# Jazz standard backing tracks anywhere?



## SnowfaLL (Mar 19, 2007)

Hey, looking for some jazz standard backing tracks.. Anyone know where to find any? Someone said guitarbt.com but I couldnt find anything there..

Looking for stuff like All blues, Giant steps, my favorite things, the like...


----------



## distressed_romeo (Mar 19, 2007)

I've never seen any apart from ones that come with transcriptions in guitar magazines...

Is this for your audition? Why don't you try playing it solo, and doing more of a chord-melody thing? That style's really challenging, but sounds stunning if you can pull it off...


----------



## SnowfaLL (Mar 19, 2007)

mainly for fun, but i would like it maybe for an audition cause then I could just do some chordal melody parts for like the first 2 minutes, then let it run on while i improvise abit.. i think thats what they are looking for, to be able to improvise over it, but also do the chordal melodies..

but i want alot of them to help me improvising and just overall getting the feel for all the ones i hardly ever listened to


----------



## distressed_romeo (Mar 19, 2007)

If you really want to impress them, try soloing without any backing after you move out of the chord melody. If you can still hear the changes and the rhythm of the piece in your lines, then you know you're on to something... If you listen to really great solo guitarists like Joe Pass, they can take a single-line solo whilst occasionally harmonising notes in their lines, as they're always completely aware of what's happenning in the harmony, even if there isn't an instrument spelling it out for them.

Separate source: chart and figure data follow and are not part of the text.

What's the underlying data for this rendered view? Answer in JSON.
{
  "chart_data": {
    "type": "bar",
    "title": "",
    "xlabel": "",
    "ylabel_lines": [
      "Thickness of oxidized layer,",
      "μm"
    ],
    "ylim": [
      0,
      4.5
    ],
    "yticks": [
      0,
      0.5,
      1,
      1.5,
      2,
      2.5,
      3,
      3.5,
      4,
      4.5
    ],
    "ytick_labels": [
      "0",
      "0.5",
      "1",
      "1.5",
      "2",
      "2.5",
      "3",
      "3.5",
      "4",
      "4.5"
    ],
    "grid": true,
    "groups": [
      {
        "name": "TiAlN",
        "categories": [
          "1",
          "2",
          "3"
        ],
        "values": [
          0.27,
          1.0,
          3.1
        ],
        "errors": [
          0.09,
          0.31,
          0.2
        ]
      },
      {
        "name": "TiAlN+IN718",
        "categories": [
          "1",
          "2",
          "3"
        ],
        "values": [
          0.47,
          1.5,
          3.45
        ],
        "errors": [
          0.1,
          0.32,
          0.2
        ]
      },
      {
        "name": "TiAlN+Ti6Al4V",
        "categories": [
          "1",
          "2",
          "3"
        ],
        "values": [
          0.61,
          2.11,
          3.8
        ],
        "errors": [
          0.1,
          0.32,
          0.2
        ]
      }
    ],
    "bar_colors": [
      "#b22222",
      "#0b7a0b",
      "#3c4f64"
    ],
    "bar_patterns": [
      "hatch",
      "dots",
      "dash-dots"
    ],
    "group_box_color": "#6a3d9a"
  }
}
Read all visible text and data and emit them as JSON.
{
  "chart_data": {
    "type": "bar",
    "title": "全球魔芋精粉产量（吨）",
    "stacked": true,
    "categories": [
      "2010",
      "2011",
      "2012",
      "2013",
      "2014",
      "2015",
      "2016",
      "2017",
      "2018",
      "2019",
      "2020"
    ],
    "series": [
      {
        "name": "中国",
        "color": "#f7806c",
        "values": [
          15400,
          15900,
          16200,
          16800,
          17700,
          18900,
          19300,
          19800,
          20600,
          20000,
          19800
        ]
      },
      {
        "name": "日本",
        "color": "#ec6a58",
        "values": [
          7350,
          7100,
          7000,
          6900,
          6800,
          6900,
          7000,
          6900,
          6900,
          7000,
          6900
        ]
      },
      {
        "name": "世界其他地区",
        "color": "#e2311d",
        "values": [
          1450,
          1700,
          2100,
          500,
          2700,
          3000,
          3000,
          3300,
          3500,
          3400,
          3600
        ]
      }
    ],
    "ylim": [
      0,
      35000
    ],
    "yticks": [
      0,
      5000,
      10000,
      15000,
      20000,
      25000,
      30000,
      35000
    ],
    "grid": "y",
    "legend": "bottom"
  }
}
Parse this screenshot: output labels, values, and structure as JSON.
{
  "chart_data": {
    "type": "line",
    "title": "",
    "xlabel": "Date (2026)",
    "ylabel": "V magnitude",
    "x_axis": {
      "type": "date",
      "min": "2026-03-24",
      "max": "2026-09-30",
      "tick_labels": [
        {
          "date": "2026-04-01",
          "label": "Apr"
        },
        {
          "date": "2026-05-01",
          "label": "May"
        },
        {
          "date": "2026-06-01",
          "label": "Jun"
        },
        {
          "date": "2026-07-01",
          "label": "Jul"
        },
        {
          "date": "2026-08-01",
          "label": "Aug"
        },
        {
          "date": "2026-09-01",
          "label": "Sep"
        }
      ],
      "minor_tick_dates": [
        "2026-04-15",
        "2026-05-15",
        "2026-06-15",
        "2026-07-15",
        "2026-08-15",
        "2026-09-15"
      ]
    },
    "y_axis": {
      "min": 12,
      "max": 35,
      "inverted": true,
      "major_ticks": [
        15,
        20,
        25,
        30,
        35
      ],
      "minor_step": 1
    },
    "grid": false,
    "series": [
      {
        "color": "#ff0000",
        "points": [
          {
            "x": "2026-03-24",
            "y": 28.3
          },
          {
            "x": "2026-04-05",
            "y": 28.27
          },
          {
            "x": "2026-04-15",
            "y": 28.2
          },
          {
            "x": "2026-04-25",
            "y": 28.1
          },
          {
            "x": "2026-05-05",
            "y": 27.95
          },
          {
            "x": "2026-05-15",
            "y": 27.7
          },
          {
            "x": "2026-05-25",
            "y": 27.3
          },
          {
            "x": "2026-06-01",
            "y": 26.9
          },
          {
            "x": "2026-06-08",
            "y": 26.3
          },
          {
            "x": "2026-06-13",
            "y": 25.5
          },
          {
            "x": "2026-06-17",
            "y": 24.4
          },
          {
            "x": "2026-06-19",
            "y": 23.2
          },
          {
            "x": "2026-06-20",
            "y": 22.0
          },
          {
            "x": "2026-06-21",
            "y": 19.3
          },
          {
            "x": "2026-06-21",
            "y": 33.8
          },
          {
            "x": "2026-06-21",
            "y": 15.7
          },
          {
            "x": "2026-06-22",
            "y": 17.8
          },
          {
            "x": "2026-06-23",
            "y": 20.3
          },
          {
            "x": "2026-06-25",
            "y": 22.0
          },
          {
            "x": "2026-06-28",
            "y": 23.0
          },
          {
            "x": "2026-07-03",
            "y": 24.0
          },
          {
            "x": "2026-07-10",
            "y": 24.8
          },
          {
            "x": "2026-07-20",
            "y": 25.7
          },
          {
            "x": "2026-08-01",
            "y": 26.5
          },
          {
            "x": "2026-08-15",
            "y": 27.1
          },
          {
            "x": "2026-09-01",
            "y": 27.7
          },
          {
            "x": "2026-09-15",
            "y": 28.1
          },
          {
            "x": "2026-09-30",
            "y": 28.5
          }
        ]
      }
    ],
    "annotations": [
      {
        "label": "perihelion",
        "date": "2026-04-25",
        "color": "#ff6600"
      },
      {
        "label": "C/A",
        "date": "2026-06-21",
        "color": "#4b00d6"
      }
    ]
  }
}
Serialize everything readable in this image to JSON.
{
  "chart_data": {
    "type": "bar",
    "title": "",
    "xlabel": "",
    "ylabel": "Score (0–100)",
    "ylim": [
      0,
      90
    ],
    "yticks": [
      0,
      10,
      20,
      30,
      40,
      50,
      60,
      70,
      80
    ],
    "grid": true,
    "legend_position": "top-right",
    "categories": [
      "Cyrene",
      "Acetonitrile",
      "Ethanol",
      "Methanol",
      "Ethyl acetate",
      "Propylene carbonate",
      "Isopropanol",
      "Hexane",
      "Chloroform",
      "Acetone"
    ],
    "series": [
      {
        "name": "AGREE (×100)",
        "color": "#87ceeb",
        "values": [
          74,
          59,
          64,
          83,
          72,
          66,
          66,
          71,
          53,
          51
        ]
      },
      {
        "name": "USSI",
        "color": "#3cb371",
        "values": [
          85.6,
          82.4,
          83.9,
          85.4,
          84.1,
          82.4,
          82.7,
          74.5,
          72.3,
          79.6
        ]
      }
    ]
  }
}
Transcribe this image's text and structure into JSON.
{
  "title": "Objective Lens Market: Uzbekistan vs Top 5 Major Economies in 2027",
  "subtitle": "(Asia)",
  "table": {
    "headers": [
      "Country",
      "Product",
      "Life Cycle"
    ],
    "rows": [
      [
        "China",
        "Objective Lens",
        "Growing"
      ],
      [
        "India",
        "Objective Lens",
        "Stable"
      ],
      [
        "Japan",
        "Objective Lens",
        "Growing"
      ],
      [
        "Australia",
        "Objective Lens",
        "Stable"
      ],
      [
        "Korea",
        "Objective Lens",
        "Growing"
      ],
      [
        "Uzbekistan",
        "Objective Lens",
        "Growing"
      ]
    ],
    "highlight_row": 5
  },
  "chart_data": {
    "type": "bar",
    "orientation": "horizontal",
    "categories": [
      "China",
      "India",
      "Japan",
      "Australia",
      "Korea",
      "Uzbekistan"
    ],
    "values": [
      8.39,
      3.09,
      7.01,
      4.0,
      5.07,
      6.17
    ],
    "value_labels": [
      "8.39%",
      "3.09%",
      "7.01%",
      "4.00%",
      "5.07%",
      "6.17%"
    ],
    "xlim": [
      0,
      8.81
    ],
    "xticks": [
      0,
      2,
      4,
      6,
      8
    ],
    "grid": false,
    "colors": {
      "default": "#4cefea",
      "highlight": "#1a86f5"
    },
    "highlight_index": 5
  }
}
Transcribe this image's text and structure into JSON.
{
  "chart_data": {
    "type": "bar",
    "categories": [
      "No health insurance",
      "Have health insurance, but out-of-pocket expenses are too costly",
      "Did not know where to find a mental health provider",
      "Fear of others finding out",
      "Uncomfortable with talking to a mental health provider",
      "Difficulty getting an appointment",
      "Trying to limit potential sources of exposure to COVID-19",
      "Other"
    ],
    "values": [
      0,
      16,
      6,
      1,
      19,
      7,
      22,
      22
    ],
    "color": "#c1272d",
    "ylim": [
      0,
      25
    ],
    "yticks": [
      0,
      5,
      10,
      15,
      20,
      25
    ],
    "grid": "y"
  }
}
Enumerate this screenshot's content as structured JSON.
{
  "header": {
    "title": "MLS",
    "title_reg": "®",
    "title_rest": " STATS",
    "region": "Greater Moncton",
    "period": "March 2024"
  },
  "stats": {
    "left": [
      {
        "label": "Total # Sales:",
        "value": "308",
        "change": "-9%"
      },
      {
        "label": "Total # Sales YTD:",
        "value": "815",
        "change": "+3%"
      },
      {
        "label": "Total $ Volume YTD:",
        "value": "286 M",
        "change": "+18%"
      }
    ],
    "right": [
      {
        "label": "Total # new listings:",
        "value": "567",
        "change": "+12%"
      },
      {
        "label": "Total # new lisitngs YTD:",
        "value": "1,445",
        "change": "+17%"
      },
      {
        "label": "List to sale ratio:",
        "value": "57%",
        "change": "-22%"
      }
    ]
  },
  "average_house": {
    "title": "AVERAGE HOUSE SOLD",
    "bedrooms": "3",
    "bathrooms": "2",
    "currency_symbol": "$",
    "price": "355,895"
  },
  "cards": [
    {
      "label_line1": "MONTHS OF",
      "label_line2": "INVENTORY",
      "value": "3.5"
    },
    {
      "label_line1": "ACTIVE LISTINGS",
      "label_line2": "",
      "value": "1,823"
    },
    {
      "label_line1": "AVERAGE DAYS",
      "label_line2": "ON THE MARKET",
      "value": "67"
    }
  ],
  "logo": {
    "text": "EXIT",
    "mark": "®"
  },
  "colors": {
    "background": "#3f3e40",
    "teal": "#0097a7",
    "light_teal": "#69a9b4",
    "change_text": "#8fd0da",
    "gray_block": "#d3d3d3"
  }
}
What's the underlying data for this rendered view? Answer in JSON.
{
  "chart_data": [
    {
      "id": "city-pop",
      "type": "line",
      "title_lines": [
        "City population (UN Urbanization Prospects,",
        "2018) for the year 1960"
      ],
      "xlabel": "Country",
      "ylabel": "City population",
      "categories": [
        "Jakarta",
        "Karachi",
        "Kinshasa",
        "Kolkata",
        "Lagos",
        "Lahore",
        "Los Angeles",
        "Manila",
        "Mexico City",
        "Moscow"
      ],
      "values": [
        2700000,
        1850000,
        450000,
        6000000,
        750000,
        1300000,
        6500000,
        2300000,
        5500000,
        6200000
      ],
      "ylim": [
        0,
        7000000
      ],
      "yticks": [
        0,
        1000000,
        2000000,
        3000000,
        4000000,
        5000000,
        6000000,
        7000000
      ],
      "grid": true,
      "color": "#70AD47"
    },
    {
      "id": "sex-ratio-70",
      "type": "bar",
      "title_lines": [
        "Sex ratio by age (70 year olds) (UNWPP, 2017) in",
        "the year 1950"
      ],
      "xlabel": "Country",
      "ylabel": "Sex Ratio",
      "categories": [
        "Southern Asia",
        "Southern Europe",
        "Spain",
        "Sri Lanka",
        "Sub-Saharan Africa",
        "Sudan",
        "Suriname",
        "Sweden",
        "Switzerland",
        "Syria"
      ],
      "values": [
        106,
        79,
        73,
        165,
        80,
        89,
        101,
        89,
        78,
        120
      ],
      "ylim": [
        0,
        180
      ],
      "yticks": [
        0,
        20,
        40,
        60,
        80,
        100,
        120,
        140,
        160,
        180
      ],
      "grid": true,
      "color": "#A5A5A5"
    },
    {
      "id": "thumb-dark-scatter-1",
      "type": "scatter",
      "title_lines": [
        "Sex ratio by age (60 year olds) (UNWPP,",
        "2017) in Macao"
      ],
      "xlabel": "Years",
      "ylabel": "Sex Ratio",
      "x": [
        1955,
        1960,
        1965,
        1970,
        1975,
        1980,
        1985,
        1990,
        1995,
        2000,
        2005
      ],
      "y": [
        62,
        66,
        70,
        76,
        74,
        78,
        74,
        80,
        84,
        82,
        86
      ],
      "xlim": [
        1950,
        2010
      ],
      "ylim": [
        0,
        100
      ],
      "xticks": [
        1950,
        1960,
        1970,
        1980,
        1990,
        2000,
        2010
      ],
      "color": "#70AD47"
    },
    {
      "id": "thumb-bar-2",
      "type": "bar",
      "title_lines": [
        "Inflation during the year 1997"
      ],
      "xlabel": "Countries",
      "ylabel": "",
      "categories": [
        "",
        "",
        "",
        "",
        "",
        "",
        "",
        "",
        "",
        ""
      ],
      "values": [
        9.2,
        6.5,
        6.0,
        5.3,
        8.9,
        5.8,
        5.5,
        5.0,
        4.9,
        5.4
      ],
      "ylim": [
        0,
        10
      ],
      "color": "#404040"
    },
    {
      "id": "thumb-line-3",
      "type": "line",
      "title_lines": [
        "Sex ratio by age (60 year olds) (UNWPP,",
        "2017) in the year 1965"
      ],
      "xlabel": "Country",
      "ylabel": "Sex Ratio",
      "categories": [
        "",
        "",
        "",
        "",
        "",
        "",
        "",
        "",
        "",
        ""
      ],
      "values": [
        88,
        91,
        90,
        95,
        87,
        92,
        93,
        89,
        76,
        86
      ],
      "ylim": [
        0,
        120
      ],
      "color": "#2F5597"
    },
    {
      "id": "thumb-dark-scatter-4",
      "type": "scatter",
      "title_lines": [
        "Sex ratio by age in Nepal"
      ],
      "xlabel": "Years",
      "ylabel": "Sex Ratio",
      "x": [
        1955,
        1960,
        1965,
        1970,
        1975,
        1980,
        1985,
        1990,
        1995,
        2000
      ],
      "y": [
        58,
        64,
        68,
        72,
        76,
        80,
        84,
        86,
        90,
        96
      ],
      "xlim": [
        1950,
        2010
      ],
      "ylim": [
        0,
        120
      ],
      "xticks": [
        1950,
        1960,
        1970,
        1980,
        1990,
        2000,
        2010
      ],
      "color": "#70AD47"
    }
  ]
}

Have you gone on Youtube and researched different versions of the songs you want to play? That's been what really helped me since I started learning standards. If possible, find vocal as well as instrumental versions of tunes, as those'll help you learn the melody faster.


----------



## SnowfaLL (Mar 19, 2007)

yea dont think im ready for that, I would love to but I also gotta finish up "Street Demon" by Marty Friedman as my audition song, and its got some crazy solos.. That + all the music theory studying + jazz standards + sleep.. Not enough time to get fancy.

Yea been looking at tons of youtube vids for this past week, some are interesting.. Scott Henderson has nice versions around


----------



## rahul_mukerji (May 15, 2007)

Late reply but have you checked out  Jamey Aebersold site ?

His books come with backing tracks of Jazz standards. For about 15 bucks you can get your hands on some good standards.

I haevn't found any free Jazz BTs yet !


----------